Mais à force de jouer avec les rives, Damien Guillou (La Solidarité Mutualiste) percutait une épave près de la bouée n°51 : le solitaire constatait que plusieurs varangues (renforts structurels de fond de coque) avaient été abîmées et que le monotype faisait un peu d’eau par la quille. Sans gravité, puisque le skipper continue sa route vers Porto.

Au dernier pointage possible quand la flotte dut parer la bouée n°38 à proximité du banc de Saint-Estèphe, Paul Meilhat menait toujours le bal suivi de près par Jérémie Beyou, Jean-Pierre Nicol et Gildas Morvan. Mais la plus spectaculaire remontée était le fait de Michel Desjoyeaux (TBS) qui pointait alors à la 5ème place alors qu’il était en milieu de flotte lors de l’envoi de spinnaker une heure plus tôt !
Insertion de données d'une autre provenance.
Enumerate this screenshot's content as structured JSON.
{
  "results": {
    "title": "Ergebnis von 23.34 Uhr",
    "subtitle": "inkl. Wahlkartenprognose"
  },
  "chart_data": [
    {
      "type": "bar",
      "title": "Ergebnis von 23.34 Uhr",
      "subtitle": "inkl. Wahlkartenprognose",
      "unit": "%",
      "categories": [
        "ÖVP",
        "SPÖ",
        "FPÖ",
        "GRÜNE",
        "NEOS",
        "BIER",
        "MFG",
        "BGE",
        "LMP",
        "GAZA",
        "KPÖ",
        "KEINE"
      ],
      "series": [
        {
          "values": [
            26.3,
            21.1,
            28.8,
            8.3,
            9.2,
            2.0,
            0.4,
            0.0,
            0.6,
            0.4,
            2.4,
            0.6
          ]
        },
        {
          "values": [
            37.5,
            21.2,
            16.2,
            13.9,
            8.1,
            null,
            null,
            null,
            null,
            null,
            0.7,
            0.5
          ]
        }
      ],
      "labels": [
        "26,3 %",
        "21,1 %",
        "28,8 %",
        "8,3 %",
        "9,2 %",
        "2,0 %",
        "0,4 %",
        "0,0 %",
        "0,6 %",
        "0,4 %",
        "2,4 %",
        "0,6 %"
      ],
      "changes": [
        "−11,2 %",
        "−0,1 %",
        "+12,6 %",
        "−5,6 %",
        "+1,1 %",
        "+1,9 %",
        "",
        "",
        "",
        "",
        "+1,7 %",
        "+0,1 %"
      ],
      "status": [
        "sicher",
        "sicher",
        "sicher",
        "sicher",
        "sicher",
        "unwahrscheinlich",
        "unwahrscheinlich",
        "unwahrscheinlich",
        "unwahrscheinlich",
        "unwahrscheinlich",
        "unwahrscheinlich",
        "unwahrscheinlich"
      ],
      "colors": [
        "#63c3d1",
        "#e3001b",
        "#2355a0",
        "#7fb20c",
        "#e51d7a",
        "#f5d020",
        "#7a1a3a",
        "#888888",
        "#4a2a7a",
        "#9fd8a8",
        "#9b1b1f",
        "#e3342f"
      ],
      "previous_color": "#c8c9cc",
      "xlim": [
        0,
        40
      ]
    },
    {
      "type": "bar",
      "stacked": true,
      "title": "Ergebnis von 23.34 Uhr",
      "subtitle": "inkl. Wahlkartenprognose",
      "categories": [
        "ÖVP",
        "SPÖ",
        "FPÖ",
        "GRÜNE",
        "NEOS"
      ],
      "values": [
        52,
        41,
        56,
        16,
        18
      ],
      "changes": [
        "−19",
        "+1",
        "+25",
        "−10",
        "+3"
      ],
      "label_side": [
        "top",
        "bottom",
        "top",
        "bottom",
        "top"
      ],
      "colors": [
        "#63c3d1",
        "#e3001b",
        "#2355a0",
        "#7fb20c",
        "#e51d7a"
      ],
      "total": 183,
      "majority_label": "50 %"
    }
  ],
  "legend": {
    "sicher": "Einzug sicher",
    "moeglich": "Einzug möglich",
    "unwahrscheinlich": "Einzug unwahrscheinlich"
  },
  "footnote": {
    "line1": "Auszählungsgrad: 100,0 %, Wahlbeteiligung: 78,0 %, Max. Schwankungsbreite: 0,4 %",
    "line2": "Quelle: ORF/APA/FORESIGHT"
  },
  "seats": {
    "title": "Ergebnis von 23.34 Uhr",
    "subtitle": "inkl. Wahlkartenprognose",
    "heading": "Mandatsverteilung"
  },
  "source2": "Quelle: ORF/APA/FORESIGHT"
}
Le triple vainqueur de La Solitaire du Figaro devançait Frédéric Duthil, Adrien Hardy, Thierry Chabagny (Gédimat), Vincent Biarnes (Prati’Bûches) et le premier Britannique Nick Cherry alors que Simon Troël restait le premier « bizuth » de la flotte à la 13ème place et à moins de quatre minutes du leader.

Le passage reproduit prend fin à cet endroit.